Farmer in the Sky by Robert A. Heinlein

You may ask why, with a year to get ready, they had not built new buildings for us? Well, we asked the same thing, only we weren’t asking, we were demanding, and we were sore about it!

They hadn’t built new buildings because they could not. Before the Earthmen moved in, Ganymede was bare rock and ice. Sure, everybody knows that—but does everybody know what that means? I’m sure I didn’t.

No lumber. No sheet metal. No insulation. No wires, No glass. No pipe. The settlers in North America built log cabins—no logs.

The big hydroponics sheds, the Receiving Station and a few other public buildings had been built with materials lifted a half a billion miles from Earth. The rest of Leda and every homesteader’s farm house had been built the hard way, from country rock. They had done their best for us, with what they had.

Only we didn’t appreciate it.

Of course we should not have complained. After all, as George pointed out, the first California settlers starved, nobody knows what happened to the Roanoke Colony, and the first two expeditions to Venus died to the last man. We were safe.

Anyhow, even if we had to put up with barracks for a while, there was all that free land, waiting for us.

On close inspection, it looked as if it would have to wait quite a while. That was why George had given in and taken a staff engineering job.
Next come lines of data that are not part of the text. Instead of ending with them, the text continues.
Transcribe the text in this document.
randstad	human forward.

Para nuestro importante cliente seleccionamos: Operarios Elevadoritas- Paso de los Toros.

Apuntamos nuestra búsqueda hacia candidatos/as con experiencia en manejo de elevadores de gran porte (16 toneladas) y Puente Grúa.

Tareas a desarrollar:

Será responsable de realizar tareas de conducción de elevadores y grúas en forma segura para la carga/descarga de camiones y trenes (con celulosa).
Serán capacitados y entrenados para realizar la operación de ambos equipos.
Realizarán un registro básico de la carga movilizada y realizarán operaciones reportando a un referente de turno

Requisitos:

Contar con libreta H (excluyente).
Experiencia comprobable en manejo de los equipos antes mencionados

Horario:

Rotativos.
The closest land to town open to homesteading was nine miles away. To find enough land for six thousand people meant that most of them would have to go about eighteen to twenty miles away.

“What’s twenty miles? A few minutes by tube, an up-and-down hop for a copter—brother, have you ever walked twenty miles? And then walked back again?

It wasn’t impossible to settle six thousand people that far from town; it was just difficult—and slow. The pioneer explorer used to set out with his gun and an axe; the settler followed by hitching his oxen to a wagonload of furniture and farm tools. Twenty miles meant nothing to them.

They weren’t on Ganymede.

The colony had two tractor trucks; another had come in the Mayflower. That’s all the transportation there was on the whole planet—not just to settle six thousand people but for the daily needs of thirty thousand people who were there ahead of us.

They explained it all to us at a big meeting of heads of families. I wasn’t supposed to be there but it was held outdoors and there was nothing to stop me. The chief ecologist and the chief engineer of the planet were there and the chairman of the colony council presided. Here was the proposition:

What Ganymede really needed was not more farmers, but manufacturing. They needed prospectors and mines and mills and machine shops. They needed all the things you can make out of metal and which they simply could not afford to import from Earth. That’s what they wanted us to work on and they would feed any of us who accepted, not just for a year, but indefinitely.

As for any who insisted on homesteading—well, the land was there; help ourselves. There wasn’t enough processing machinery to go around, so it might be two or three years before any particular immigrant got a chance to process his first acre of ground.

Somebody stood up near the front of the crowd and yelled, “We’ve been swindled!”

It took Mr. Tolley, the chairman, quite a while to calm them down. When they let him talk again, he said, “Maybe you have been swindled, maybe you haven’t. That’s a matter of opinion. I’m quite willing to concede that conditions here are not the way they were represented to you when you left Earth. In fact—”

Somebody yelled. “That’s mighty nice of you!” only the tone was sarcastic.

Mr. Tolley looked vexed. “You folks can either keep order, or I’ll adjourn this meeting.”

They shut up again and he went on. Most of the present homesteaders had processed more land than they could cultivate. They could use hired hands to raise more crops. There was a job waiting for every man, a job that would keep him busy and teach him Ganymede farming—and feed his wife and family-while he was waiting his turn to homestead.